13- Esirgeyen ve bağışlayan Allah’ın adıyla başlar ondan yardım dileriz Âriflerin kalplerini birikmiş bilimlerle dolduran Allah’a şükürler olsun. 0 Allah ki buna gücü yetendir.
14- 0, bilgiyi insanların seviyelerine göre azar veya çok çok dağıtır. Ve o bilginlerin gözlerini kendilerine şefkat ve yardım olarak ileri görüşlülük boyasının olgunluğu ile sürmeler.
15- Küçük büyük tüm özleyenlerin kulaklarını sevdiklerinin söz ve davranışlarını anlamaya açar.
16- Şunu müjdeleyerek sizi daha önce hiç kimsenin yaratılmadığı bir şekilde yarattı.
17- hüve’r-rahmanirrahim ehade ve lehu bi-mûcebi’s-serâ’ir kulûbi’l-sidreti’l- hâvireti fî Hundisin zalle’l-leyli ilâ tarafın [küllü bihârin]
18- ve hiye an tahte arzin sıratü’l-emzâci’l- mütalatımeti fi’l-bihâri eşhedü en lâ illâhe illâllahu vahtehu lâ şerîke
19- leh ve eşhedü enne Muhammeden abduhû ve resuluh erselehû nebiyyen ve ceale beyne’l-enbiyâ ve’l-kudreti ve hazineti
20- sallallahu ve alâ âlihî ve evlâdihî ve eshabihî ve ezvâcihî ve sellim teslimen ebeden dâimen kesiran. Kâle
21- aleyhisselam ‘Ashâbîke’n-nucûmi bi-eyyihim iktedeytüm ihdeytüm’ ve kâle azze ve celle ‘ men kâle nasrun minallahi ve fethun
22- karib’ ve kale aleyhisselam ‘lâ yezâllüllahü teâlâ fî hâcetin li-abdihî mâdâme’l-abdü fî hâceti ehihi’l-müslim’

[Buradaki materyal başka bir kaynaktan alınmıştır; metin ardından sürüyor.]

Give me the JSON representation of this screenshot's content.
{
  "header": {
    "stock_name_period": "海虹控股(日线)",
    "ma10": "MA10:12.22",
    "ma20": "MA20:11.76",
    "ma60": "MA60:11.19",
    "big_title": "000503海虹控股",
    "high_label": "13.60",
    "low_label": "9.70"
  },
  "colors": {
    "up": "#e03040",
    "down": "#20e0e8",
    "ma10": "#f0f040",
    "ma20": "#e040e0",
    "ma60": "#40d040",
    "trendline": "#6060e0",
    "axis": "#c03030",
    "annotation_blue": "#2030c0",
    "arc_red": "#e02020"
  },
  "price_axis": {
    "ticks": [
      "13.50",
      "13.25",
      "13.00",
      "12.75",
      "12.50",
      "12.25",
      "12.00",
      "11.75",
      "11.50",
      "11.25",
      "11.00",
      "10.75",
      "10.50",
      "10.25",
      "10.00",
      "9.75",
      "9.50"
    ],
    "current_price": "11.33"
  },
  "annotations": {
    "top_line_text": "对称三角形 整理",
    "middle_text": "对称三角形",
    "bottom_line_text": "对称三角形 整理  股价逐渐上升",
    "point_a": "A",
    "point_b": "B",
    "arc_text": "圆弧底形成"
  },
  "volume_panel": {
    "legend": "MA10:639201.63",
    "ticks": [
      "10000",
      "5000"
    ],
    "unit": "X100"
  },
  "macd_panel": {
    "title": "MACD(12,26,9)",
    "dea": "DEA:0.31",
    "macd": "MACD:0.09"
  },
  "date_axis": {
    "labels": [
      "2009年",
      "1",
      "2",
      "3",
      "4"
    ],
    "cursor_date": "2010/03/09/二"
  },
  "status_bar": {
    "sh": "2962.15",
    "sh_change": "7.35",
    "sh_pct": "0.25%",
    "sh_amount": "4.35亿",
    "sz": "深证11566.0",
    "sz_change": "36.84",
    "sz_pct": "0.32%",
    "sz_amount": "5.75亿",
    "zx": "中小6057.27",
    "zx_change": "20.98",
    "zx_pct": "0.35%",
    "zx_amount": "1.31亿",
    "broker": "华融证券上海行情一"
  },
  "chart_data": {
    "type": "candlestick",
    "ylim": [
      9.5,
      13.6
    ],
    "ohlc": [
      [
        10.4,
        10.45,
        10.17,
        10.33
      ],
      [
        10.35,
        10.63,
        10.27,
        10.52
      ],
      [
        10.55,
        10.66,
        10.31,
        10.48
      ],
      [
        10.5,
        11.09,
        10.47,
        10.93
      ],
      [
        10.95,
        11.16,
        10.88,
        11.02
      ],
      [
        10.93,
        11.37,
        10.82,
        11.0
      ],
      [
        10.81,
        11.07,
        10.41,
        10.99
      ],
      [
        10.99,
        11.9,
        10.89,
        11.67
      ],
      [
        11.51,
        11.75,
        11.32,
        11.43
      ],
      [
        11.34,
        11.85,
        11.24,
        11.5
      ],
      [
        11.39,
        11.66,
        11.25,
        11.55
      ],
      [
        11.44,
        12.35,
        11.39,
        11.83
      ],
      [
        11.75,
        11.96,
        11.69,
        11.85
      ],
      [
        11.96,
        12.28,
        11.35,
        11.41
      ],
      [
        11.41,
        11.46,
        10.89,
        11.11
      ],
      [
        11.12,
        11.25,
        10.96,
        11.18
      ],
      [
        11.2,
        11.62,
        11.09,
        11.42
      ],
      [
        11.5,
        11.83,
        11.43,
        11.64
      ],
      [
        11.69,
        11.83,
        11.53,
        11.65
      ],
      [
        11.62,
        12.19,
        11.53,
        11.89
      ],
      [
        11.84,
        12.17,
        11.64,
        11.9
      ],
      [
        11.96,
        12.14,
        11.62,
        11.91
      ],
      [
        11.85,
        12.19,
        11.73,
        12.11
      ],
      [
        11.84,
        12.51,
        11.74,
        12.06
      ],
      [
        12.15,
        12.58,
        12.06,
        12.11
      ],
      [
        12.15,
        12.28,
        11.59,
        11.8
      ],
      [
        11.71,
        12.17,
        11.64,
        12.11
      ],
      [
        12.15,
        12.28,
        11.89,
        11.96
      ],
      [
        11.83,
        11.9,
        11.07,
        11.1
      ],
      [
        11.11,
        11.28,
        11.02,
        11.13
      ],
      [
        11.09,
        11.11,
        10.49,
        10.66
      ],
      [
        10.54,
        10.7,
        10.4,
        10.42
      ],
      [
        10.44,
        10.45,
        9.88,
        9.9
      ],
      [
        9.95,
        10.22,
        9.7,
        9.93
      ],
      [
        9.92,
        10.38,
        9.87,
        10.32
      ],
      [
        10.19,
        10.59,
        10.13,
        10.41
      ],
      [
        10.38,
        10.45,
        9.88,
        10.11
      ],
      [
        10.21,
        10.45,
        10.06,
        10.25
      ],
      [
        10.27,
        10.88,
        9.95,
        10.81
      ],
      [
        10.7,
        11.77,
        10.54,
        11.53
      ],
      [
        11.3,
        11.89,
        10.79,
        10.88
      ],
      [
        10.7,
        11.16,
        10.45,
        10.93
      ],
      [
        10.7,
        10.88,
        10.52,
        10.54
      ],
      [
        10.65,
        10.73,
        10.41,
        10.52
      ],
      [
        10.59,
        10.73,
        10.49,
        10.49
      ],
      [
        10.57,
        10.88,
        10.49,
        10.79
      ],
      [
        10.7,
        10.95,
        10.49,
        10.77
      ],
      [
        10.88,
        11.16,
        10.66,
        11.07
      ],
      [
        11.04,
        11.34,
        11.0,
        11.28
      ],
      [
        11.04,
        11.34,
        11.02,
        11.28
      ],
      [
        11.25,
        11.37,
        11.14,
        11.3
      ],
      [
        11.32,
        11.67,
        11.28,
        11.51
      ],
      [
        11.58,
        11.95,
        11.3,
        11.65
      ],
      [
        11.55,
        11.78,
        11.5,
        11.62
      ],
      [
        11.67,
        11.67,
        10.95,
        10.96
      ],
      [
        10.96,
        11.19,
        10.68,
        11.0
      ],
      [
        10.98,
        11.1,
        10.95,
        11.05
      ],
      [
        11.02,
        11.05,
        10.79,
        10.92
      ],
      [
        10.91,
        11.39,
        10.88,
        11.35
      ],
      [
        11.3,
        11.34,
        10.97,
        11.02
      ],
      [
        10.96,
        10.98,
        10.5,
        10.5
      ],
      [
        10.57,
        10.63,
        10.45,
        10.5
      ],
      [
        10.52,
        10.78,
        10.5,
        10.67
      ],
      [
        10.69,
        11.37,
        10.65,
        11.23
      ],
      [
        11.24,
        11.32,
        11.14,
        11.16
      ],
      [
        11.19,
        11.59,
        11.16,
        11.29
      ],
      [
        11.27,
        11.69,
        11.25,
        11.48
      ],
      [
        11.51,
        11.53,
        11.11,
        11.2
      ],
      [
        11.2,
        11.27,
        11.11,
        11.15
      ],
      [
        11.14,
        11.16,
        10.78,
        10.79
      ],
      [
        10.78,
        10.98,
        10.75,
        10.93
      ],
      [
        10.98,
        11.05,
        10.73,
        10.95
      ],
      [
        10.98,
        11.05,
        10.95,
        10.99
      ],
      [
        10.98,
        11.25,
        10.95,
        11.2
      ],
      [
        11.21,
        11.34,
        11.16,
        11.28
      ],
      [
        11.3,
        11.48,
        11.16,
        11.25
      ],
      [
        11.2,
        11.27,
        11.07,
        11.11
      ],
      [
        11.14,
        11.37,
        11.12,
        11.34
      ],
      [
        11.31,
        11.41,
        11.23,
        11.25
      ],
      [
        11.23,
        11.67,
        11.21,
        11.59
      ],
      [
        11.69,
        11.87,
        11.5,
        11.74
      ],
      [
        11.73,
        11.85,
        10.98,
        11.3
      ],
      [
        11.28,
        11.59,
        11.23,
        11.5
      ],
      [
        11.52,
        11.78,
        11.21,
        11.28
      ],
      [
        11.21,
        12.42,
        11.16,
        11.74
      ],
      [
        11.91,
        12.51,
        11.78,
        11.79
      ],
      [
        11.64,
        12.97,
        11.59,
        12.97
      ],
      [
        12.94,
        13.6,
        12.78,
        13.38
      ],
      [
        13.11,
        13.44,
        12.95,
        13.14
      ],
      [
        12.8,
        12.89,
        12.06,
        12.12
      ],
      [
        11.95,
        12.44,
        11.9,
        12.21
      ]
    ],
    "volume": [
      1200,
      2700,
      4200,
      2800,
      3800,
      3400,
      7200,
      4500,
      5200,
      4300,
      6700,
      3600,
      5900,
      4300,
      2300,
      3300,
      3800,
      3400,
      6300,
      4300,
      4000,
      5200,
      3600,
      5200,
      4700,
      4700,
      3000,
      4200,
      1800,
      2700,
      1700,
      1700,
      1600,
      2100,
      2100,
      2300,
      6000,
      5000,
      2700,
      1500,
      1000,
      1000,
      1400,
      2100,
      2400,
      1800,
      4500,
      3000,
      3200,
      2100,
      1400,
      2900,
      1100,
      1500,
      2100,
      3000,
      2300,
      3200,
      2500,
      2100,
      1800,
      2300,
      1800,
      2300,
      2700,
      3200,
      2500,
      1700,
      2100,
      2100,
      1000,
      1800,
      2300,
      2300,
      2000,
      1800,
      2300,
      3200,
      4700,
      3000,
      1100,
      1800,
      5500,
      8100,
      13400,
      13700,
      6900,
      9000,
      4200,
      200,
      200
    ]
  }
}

23- ve kâle Ali bin Ebi Tâlib kerremallahu veche ‘eş-şuyûhu selâsetün et-tevâzuu inde’d-devleti ve’l-avfu inde’l-kudreti
24- ve’l- atiyyetu’ ve kâle sultanü’l- muhakkikîn ve kutbu’l-aktâb fi’l-âlemîn Hacı Bektaş Velî el-Horasanî
25- kuddise sırrıhu’l-azîz şemmetu ma’rifetin hayrun min kesîri’l-‘amel şeyhu’l-enâm bi’l-mâl ve şeyhu’l-havâs bi’l-a’mâl
26- ve şeyh hâsü’l-havâs bi’l-ahvâl ve şeyhu’l-evliyâ bi’l-esrâr ve şeyhu’l-a’vâm bi’l-ikmâl ve şeyhu’l-havâs
27- bi’l-ahvâl ve şeyhu’l-havâs bi’l-esrâr ve musallin şeyhun an yekûne abden fî gayrihî ve sohbetihî zâlik’l-inkıyâd
17- 0 Allah ki ondan başka ilah yoktur ve görünen ve görünmeyen her şeyi bilen, esirgeyen ve bağışlayan odur.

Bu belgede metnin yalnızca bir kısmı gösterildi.